When I go to a restaurant, I want to try as much of what’s on offer as possible, otherwise, what’s the point? I take an almost hobbyist approach to dining out, which I imagine most readers of Smashed will share, but many Mail/Sun readers may not. Nine times out of ten I will have planned the visit, looked at the menu and wine list in some detail in advance and will be keen to find out if the place lives up to expectations. The idea of not ordering a starter is an absurdity. Desserts are only skipped if the restaurant has been too generous with other courses, and then I reckon that’s on them.
Corcoran continues: ‘An atmosphere of conviviality and abandon to the pleasures of food and drink. This is what I encourage. Not the timid and meagre approach to the table, but one of joy and celebration. Yes, I will have pudding. And a chartreuse too!’
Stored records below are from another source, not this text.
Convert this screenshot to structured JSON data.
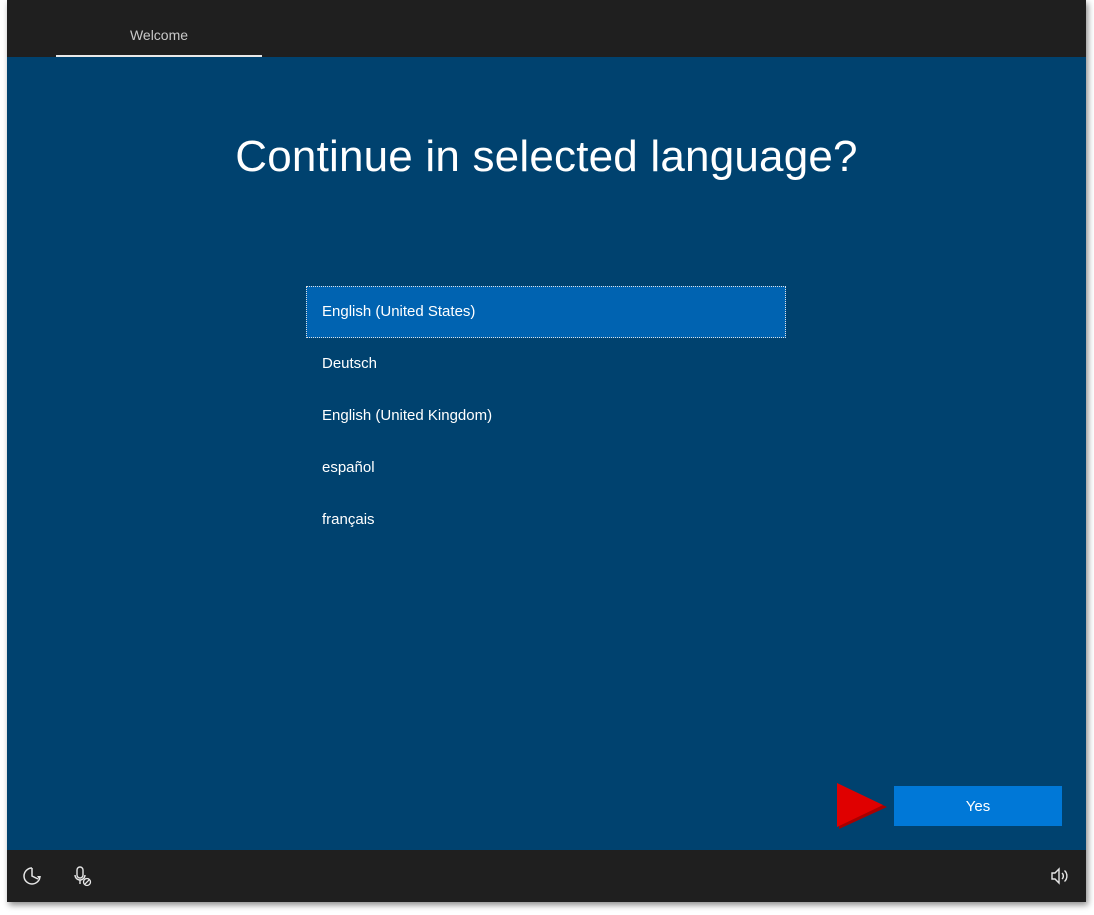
{
  "header": {
    "tab_label": "Welcome"
  },
  "main": {
    "title": "Continue in selected language?",
    "languages": [
      {
        "label": "English (United States)",
        "selected": true
      },
      {
        "label": "Deutsch",
        "selected": false
      },
      {
        "label": "English (United Kingdom)",
        "selected": false
      },
      {
        "label": "español",
        "selected": false
      },
      {
        "label": "français",
        "selected": false
      }
    ],
    "yes_label": "Yes"
  },
  "footer": {
    "icons": [
      "ease-of-access-icon",
      "microphone-off-icon",
      "volume-icon"
    ]
  },
  "colors": {
    "background": "#00426f",
    "bar": "#1f1f1f",
    "selected_item": "#0063b1",
    "button": "#0078d7",
    "arrow": "#e00000"
  }
}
I’m not sure about the chartreuse but I’m with him all the way otherwise.
I’m not a raucous, roaring drunk, life-of-the-party kind of character but when I do manage to leave the house to eat out, I do my best to turn up on time (full disclosure: I was fifteen minutes late for dinner at Long Chim last night because I was boozing at St John with a friend, but that doesn’t make the above untrue), be polite, not mess the front of house team around too much (there are a couple of people I see about once a year for dinner and every time we yak so much the server has to come back to the table three times before we are ready or order. I am so sorry), order all the good stuff, enjoy it and leave without having made too much of a mess.
Corcoran talks about tables being ‘worth serving’. That might sound a tad cynical, but if you’ve ever worked in a restaurant or run your own supper club (I’ve done both) you’ll understand completely what he means; it is very hard work. He mentions ‘the effort of dressing the table, of picking and arranging the flowers, of polishing the glasses etc and reserve the table for 2 hours for someone to order a meal which ends up costing £25 a head. It’s not worth us opening. We can either jack up the prices, punishing everyone else for those who don’t play by the rules, or simply not have our types of tiny, family-run restaurants anymore.’
No other business on the planet would be expected to operate at a loss but for some reason we (and when I say ‘we’ I mean ‘they’) are unwilling to make the mental leap that cooking in a commercial environment is nothing like cooking at home and that frying an £87 steak or baking a £40 pie is as much about turning a profit as making people feel good. Not everyone can afford a £40 pie, just as not everyone can afford a £363,000 Ferrari. The difference is that most people accept that Ferraris cost £363,000 and that they’ll probably never own one. Except if you’re a communist I suppose.
I'm torn on it, I like difficult bastards and admire the simplicity of the concept, it reminds me of Le Baratin in Paris (though it does take credit cards) but the communist chic thing really puts me off. A portrait of Lenin? Why not a bust of Mussolini? Also I hate natural wines.
Well Andy, lots of good points here. I get some of the rambling from the Bittern, making cash in restaurants is tough, so taking cash only saves a chunk of credit and debit card costs. I also get the phone bookings, emailing for a reservation has become too easy, therefore easy to forget. But with hefty stipulations and a hefty attitude, the food has to compensate massively.
Now Andy, I agree with your thoughts on why the British public don’t like paying for food. God knows how many times I’ve seen shitty reviews about us,moaning about price and portion size.
I’ve looked at food history and it seems that food was related to wealth. If you had food, especially meat, you probably had land, so therefore wealthy. So having access to good and plentiful food was regarded as something which belonged to the upper classes.
Therefore, if you eat fancy or expensive food, you’re upper class.
And it’s likely that this has caused jealousy, a stigma even.
Coupled with the notion that many people think they can cook, and know the cost of ingredients because of their Friday night food shop.
But the other side of the coin is what the public will pay for. For example, a cocktail costing £14 is bought without complaint. After four of these they could have bought a meal, but complained that the meal was expensive.
Does that make sense?
I think this response is longer than your post.